In her current role as a Senior Research Analyst, Andrea helps clients solve their marketing challenges with customer profiles, trade area reports, custom maps and data services. “What we do is like baking a cake—but with maps, reports and profiles as ingredients,” she says. “I’ll get the flour and eggs and suggest to the Client Advocate, ‘Rather than this cocoa you wanted, let’s get better quality chocolate.’ The Client Advocate will be in charge of the final recipe and decorations, but we bake it together.”
And as any good baker would tell you, the proof of the pudding is in the eating, but the final presentation can make all the difference. “The favourite part of my job is delivering something pretty,” she says. “In the end, I want to turn this chaos of data into a beautiful summary that’s clean and understandable. I like it when people get excited because they now can see stuff that they didn’t see before.”
She may be self-described as high-energy at work, but at home Andrea likes to relax in the quiet comfort that her established community offers.
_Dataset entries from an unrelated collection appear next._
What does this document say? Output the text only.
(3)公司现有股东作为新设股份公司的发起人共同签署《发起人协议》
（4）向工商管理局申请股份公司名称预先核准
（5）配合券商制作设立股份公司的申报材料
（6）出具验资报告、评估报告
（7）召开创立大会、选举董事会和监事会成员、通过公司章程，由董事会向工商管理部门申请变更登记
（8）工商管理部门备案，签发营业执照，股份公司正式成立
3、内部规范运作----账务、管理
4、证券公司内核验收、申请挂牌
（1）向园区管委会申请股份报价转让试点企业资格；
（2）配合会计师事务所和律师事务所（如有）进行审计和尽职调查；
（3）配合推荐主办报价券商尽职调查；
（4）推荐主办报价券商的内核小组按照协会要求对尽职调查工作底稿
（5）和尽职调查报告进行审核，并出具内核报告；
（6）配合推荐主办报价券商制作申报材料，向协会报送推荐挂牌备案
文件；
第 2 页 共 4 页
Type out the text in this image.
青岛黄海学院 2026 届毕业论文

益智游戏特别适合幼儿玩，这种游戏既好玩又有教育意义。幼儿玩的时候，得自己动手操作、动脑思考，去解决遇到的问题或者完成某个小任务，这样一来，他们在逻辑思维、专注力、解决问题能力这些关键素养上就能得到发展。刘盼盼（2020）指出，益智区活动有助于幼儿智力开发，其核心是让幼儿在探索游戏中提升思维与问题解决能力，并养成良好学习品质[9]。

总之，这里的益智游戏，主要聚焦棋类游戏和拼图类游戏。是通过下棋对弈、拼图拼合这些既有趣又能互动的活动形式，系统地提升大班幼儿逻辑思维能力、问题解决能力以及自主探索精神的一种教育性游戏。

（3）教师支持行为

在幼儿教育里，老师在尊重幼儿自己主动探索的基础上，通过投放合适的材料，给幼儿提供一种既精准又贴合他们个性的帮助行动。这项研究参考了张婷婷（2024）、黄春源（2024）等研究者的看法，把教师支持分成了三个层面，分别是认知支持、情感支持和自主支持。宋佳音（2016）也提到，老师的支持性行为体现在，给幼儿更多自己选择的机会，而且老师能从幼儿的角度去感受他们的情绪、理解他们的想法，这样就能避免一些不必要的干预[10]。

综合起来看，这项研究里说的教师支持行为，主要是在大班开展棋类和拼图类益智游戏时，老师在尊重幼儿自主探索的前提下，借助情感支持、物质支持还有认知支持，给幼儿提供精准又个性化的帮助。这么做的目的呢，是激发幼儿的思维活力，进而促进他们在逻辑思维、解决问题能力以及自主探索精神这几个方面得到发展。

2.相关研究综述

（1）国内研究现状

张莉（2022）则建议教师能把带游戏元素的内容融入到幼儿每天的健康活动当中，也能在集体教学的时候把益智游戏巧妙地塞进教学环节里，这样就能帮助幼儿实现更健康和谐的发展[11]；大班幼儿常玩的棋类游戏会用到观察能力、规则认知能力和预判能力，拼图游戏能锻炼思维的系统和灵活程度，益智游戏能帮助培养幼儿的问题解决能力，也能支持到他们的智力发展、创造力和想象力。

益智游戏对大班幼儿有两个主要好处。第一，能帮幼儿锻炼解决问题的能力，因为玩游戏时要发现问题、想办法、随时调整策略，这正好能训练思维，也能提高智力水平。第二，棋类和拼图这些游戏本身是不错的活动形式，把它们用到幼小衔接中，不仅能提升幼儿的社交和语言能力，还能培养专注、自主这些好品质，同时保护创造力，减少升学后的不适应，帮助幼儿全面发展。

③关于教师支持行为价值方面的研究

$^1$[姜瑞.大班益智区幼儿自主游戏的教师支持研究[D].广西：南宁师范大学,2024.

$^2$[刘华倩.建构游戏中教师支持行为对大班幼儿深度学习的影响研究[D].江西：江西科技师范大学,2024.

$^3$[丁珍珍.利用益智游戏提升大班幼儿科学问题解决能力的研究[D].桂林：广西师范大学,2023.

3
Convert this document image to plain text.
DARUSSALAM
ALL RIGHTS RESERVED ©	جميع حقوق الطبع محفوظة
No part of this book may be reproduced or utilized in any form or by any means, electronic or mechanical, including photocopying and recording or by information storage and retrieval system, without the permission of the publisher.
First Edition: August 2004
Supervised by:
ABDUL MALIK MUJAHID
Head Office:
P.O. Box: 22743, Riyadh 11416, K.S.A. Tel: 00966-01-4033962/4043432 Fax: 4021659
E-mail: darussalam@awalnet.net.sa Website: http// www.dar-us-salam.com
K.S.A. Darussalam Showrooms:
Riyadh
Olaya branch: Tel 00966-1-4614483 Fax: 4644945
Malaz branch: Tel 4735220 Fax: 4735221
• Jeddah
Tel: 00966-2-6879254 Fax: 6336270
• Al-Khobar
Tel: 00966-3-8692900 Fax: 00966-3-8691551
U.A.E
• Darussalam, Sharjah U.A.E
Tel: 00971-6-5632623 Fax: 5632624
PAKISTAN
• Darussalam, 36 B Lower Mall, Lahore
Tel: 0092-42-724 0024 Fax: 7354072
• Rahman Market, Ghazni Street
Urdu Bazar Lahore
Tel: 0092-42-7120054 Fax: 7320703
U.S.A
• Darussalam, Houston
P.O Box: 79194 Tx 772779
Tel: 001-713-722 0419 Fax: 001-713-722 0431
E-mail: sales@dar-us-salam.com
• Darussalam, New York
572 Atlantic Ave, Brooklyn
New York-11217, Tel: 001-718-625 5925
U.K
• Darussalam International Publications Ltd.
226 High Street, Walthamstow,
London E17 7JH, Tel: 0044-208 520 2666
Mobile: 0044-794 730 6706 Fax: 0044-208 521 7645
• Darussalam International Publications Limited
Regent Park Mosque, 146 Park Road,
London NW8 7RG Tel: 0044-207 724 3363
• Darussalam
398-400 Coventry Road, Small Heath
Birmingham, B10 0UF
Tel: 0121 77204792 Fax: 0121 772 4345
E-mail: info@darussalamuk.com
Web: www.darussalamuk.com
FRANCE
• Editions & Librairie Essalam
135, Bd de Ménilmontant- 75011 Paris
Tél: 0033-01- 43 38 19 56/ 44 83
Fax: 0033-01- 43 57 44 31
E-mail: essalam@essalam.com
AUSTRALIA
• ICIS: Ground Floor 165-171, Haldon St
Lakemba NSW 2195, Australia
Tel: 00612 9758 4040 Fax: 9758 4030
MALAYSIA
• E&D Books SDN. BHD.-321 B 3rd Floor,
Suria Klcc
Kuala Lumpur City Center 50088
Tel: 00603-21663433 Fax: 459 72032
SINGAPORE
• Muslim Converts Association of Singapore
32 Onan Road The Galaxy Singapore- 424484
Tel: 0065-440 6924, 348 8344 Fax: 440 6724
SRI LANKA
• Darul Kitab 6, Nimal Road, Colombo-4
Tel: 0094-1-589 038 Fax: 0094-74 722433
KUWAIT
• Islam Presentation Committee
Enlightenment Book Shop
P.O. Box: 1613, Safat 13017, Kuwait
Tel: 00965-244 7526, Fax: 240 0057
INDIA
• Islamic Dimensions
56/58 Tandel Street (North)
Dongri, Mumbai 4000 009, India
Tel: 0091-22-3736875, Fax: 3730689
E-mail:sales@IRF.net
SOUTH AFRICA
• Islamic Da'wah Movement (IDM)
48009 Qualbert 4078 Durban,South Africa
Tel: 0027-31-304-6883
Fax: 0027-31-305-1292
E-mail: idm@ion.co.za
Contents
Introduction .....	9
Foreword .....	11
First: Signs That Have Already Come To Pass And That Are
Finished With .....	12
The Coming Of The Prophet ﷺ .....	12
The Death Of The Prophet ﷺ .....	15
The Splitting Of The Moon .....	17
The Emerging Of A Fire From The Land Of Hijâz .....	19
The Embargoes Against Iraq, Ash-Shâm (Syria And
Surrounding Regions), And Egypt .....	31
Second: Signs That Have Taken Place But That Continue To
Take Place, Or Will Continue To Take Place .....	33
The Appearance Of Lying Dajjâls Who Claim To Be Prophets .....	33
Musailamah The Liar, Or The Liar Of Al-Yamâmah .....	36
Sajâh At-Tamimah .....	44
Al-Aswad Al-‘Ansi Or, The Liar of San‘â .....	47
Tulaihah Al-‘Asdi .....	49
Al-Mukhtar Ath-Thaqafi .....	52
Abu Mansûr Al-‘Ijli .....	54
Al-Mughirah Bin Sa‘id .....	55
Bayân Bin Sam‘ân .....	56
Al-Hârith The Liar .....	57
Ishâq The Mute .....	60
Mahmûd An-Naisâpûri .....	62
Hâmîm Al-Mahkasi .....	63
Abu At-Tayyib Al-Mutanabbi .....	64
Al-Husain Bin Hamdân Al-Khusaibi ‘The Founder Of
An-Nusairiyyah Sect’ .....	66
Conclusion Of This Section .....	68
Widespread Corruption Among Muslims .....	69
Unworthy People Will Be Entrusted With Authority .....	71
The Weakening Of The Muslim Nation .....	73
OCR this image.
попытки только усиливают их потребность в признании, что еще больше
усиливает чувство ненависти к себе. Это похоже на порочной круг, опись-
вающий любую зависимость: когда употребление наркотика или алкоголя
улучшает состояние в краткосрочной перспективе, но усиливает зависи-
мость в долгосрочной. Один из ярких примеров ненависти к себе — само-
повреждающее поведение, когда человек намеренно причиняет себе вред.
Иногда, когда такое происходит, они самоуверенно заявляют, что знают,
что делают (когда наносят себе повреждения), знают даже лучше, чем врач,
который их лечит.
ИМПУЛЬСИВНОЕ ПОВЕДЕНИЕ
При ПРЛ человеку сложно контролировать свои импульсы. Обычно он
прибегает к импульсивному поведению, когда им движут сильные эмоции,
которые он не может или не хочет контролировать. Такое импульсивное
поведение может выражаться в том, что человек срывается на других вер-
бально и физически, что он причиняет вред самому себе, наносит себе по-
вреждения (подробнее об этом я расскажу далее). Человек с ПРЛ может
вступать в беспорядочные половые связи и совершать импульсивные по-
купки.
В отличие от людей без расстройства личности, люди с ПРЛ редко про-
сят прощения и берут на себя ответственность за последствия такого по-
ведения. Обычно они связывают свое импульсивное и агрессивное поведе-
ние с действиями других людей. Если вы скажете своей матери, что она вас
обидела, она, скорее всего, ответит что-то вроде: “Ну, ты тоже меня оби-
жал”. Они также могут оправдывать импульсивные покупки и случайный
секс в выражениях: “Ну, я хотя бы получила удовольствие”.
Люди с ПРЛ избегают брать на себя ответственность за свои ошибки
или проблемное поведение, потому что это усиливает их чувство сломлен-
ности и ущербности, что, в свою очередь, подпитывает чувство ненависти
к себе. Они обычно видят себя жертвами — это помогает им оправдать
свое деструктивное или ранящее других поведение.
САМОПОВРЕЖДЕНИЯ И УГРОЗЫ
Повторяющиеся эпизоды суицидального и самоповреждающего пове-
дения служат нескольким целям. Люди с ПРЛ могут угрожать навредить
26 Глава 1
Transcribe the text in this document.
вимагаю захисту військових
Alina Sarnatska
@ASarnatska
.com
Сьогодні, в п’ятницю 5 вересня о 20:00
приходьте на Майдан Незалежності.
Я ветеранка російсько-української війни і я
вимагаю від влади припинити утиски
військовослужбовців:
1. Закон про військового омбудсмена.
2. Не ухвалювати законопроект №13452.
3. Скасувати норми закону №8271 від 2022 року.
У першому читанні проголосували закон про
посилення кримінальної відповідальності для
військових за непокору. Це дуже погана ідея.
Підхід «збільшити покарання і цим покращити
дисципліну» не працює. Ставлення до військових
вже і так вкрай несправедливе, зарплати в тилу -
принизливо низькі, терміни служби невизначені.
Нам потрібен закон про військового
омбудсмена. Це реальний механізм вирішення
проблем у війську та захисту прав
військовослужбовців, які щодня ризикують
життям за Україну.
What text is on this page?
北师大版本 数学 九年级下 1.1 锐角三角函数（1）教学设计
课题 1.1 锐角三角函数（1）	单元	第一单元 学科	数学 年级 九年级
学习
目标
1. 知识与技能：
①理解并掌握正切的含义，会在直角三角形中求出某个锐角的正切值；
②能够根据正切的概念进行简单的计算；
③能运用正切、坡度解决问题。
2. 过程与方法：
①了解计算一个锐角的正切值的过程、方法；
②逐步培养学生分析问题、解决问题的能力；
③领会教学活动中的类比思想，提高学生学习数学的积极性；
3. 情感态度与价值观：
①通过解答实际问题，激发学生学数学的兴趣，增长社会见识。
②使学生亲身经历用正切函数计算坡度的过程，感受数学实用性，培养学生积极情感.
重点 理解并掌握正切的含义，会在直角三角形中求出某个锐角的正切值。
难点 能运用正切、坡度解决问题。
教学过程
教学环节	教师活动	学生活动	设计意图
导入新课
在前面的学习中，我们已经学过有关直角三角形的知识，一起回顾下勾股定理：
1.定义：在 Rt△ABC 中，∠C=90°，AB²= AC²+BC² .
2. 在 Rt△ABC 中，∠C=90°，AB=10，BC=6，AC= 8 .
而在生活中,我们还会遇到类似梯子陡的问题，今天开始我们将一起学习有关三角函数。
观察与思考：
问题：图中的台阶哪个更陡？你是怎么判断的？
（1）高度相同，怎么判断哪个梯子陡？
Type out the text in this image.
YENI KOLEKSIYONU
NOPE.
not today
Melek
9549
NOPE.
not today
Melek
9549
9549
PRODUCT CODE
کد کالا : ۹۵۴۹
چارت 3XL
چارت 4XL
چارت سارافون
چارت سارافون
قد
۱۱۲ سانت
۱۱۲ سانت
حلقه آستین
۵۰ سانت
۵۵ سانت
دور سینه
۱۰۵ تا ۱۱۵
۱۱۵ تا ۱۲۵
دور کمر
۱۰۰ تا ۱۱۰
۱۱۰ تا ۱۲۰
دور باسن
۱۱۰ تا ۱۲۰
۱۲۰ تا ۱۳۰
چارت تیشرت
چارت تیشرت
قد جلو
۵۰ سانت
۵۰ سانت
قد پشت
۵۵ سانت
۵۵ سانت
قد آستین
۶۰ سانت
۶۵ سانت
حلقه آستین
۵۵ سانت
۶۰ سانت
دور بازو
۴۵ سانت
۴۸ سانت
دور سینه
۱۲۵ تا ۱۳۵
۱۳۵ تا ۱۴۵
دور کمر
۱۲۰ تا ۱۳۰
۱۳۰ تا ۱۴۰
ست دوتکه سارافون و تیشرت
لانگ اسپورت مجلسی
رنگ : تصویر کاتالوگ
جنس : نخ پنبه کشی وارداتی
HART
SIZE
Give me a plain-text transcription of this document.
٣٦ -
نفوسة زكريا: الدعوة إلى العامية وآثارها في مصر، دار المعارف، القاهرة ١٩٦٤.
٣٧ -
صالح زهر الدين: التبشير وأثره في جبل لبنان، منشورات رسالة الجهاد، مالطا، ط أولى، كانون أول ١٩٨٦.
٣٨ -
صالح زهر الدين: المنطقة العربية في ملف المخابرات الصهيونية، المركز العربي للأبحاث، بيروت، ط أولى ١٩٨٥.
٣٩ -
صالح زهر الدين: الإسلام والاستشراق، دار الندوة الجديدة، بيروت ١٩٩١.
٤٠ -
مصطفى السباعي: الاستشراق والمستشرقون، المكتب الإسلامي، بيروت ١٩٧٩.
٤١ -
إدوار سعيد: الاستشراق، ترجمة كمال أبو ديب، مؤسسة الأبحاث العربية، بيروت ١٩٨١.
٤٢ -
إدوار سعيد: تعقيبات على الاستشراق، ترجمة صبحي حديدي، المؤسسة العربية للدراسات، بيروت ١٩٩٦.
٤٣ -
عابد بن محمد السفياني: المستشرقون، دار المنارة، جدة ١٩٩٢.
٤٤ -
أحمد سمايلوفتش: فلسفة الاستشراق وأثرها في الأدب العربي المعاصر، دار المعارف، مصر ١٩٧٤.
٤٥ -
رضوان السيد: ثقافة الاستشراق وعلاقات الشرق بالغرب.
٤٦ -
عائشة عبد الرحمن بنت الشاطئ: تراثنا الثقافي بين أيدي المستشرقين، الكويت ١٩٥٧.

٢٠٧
She lives in a 1920s-era apartment in Forest Hill Village that still features the original wood floors and paneling. Her neighbourhood is classified Urbane Villagers by the PRIZM segmentation system, and the segment’s upscale urban profile is apropos, according to Andrea. “There are four coffee shops at one end of my street and a high-end gym where the ladies-who-lunch work out,” she observes. “Everywhere you look are fluffy dogs. And a lot of teenagers have Mercedes SUVs, so you always have to watch out because they speed a lot.”Shown in her natural environment, Andrea typically reads five books a week.
Andrea shuns the neighbourhood “fitness spa,” preferring instead a local gym where she has convinced a half-dozen EA staffers to join her for once-a-week workouts under the stern command of a boot camp-style trainer. On weekends, she exercises by walking, exploring Toronto’s diverse neighbourhoods. “What I enjoy is walking three blocks one way and finding a completely different microcosm community,” she says. “It will have its own coffee shop and bakery, one great restaurant and a bunch of cute shops.” Back at home, she enjoys hosting small gatherings of friends for dinner or drinks. “Big crowds aren’t my favourite,” she says. “I like small groups where everyone feels a part of it.” Andrea has never abandoned her passion for literature and she’s still a voracious reader, gobbling up about five books a week. She says her preferred genres include fantasy and spy novels and lists Alan Patton (Cry, the Beloved Country), Anne McCaffrey (Dragon Riders of Pern) and Edward Rutherford (New York, Paris, London) among her favourite authors. With the notable exception of autobiographies, she describes her tastes as eclectic, as long as the writing is engrossing. “After eight at night, my friends know that I’m home reading a book,” she says. “And that makes me happy.”
Now that she’s been at EA for three years, it’s natural to ask whether Andrea has finally found the equilibrium she’s long sought between her driven nature and her need for peace and quiet. She considers the question for a moment and sighs. “The short answer is yes,” she says slowly. “I like everyone I work with. I like the work I do. And I feel that I have achieved balance in my life. Mostly, I feel like I have a family at work, and I feel like I’m part of the family.”